Providing for grizzly bear management.


MOTIONS


      On motion of Senator Drew, Substitute Senate Bill No. 5106 was substituted for Senate Bill No. 5106 and the substitute bill was placed on second reading and read the second time.

      On motion of Senator Drew, the rules were suspended, Substitute Senate Bill No. 5106 was advanced to third reading, the second reading considered the third and the bill was placed on final passage.

      The President declared the question before the Senate to be the roll call on the final passage of Substitute Senate Bill No. 5106.


ROLL CALL


      The Secretary called the roll on the final passage of Substitute Senate Bill No. 5106 and the bill passed the Senate by the following vote: Yeas, 44; Nays, 5; Absent, 0; Excused, 0.

      Voting yea: Senators Anderson, A., Anderson, C., Bauer, Cantu, Deccio, Drew, Fairley, Finkbeiner, Fraser, Gaspard, Hale, Hargrove, Haugen, Heavey, Hochstatter, Johnson, Kohl, Long, Loveland, McAuliffe, McCaslin, McDonald, Morton, Moyer, Newhouse, Oke, Owen, Palmer, Prentice, Prince, Quigley, Rasmussen, Roach, Schow, Sellar, Sheldon, Smith, Snyder, Spanel, Strannigan, Swecker, West, Winsley and Wood - 44.

      Voting nay: Senators Franklin, Pelz, Rinehart, Sutherland and Wojahn - 5.

      SUBSTITUTE SENATE BILL NO. 5106, having received the constitutional majority, was declared passed.
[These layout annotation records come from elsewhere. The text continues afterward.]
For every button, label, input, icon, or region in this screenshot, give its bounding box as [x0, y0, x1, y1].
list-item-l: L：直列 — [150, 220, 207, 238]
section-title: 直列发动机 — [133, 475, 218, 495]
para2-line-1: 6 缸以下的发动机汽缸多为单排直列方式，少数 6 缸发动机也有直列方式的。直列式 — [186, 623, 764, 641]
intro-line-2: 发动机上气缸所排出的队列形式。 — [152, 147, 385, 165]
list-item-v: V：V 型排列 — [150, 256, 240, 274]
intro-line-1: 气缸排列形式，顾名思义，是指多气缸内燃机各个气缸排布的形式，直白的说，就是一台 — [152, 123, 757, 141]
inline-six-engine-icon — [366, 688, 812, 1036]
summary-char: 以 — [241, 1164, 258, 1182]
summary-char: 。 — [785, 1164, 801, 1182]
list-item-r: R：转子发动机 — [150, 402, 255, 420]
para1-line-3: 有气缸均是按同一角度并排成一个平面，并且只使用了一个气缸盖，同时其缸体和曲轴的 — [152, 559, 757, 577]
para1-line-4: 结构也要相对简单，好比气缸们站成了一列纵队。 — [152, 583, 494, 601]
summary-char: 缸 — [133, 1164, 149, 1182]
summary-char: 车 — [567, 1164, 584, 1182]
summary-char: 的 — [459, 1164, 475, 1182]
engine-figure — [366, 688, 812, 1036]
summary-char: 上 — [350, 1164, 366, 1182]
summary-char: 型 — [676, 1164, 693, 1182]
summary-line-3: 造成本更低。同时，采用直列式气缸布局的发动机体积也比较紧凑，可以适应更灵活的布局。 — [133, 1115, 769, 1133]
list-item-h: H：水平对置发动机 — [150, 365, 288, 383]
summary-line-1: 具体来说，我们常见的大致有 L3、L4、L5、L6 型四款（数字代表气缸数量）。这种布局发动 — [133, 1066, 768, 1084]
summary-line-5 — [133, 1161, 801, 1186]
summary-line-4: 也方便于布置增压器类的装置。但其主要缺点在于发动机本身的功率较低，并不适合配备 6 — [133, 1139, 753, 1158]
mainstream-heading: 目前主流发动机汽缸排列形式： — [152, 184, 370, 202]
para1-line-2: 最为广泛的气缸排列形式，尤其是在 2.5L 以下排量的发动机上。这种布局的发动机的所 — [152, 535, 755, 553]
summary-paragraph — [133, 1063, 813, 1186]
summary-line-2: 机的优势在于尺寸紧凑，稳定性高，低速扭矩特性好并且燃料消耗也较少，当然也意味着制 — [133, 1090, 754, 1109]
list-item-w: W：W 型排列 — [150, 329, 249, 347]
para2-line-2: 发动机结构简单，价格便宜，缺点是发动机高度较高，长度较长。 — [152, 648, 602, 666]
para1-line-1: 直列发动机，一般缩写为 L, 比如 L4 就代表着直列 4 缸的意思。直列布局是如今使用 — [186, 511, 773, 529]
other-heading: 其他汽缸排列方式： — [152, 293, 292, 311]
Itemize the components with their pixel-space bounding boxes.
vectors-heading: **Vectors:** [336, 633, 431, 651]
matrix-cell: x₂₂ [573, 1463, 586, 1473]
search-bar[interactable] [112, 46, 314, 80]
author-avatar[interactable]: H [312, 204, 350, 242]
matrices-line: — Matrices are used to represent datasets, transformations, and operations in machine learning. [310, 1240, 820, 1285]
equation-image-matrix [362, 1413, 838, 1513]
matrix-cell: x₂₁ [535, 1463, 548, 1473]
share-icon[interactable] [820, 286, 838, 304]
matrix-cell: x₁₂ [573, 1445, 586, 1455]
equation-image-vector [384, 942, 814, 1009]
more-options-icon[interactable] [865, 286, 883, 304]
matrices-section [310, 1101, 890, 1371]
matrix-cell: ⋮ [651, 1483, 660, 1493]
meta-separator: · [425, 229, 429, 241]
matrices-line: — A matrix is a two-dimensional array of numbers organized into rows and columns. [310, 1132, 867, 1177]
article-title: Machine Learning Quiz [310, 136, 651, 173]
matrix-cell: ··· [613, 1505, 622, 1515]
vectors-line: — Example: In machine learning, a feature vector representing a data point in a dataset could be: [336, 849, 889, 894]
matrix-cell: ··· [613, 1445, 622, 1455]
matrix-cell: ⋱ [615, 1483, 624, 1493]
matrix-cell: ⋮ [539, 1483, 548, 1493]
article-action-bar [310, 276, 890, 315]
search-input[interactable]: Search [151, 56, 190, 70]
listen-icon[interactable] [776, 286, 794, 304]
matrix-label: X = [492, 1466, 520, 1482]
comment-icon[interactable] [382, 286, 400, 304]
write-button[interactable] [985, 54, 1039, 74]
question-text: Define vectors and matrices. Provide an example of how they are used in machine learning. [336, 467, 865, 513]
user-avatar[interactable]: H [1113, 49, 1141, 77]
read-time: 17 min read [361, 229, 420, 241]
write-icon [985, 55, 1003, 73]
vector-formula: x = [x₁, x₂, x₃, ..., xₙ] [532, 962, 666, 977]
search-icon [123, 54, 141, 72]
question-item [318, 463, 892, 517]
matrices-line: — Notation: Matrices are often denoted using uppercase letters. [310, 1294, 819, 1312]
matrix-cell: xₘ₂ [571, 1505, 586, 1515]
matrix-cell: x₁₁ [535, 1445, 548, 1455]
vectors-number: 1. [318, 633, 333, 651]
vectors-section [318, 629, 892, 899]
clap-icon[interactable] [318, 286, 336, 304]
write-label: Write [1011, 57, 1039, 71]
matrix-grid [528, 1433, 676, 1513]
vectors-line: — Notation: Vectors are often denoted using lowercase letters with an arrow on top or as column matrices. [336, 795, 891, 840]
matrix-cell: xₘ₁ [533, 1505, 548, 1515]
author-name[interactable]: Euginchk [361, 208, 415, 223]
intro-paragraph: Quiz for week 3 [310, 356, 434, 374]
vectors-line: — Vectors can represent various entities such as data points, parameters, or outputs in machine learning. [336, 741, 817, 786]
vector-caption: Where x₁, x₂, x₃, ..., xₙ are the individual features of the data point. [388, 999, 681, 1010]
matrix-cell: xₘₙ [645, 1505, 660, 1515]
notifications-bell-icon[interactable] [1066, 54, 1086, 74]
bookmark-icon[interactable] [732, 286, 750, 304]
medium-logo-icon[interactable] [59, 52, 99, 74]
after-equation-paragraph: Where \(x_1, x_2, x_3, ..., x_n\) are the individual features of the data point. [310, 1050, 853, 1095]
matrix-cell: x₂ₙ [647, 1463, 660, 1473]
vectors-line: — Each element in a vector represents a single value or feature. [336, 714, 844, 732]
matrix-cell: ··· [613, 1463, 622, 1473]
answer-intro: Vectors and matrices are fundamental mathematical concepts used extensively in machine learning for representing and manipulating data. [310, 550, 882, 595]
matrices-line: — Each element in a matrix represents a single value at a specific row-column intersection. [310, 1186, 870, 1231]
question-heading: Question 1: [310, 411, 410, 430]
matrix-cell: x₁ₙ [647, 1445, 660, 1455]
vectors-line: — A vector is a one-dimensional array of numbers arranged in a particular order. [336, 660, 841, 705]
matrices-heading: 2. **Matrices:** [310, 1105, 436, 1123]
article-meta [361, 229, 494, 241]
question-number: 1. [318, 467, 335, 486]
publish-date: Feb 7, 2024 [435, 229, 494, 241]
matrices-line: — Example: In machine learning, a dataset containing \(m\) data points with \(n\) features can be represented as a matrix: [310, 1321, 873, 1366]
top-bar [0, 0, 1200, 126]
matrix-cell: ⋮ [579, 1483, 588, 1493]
There being no objection, the title of the bill will stand as the title of the act.


SECOND READING


      SENATE BILL NO. 5879, by Senator Winsley

 

Authorizing regulation of vegetation height on residential lots along shorelines.


      The bill was read the second time.


MOTION


      On motion of Senator Winsley, the rules were suspended, Senate Bill No. 5879 was advanced to third reading, the second reading considered the third and the bill was placed on final passage.

      Debate ensued.

      The President declared the question before the Senate to be the roll call on the final passage of Senate Bill No. 5879.


ROLL CALL


      The Secretary called the roll on the final passage of Senate Bill No. 5879 and the bill passed the Senate by the following vote: Yeas, 28; Nays, 21; Absent, 0; Excused, 0.

      Voting yea: Senators Anderson, C., Fairley, Finkbeiner, Franklin, Fraser, Gaspard, Haugen, Heavey, Kohl, Loveland, McAuliffe, McCaslin, McDonald, Morton, Moyer, Owen, Palmer, Pelz, Prentice, Quigley, Rasmussen, Rinehart, Sheldon, Spanel, Swecker, Winsley, Wojahn and Wood - 28.

      Voting nay: Senators Anderson, A., Bauer, Cantu, Deccio, Drew, Hale, Hargrove, Hochstatter, Johnson, Long, Newhouse, Oke, Prince, Roach, Schow, Sellar, Smith, Snyder, Strannigan, Sutherland and West - 21.

      SENATE BILL NO. 5879, having received the constitutional majority, was declared passed. There being no objection, the title of the bill will stand as the title of the act.


POINT OF INQUIRY


      Senator Gaspard: "Senator Snyder, did you defer further consideration of Senate Bill No. 5940, because current law provides the authority to collect the use tax for advertising materials printed outside the state of Washington which are delivered to customers in the state?"

      Senator Snyder: "Yes, it is now my understanding that current law does authorize the state to impose the use tax on such advertising materials. The bill only sought to confirm that existing authority."


MOTION


      At 5:07 p.m., on motion of Senator Spanel, the Senate adjourned until 12:00 noon, Thursday, March 16, 1995.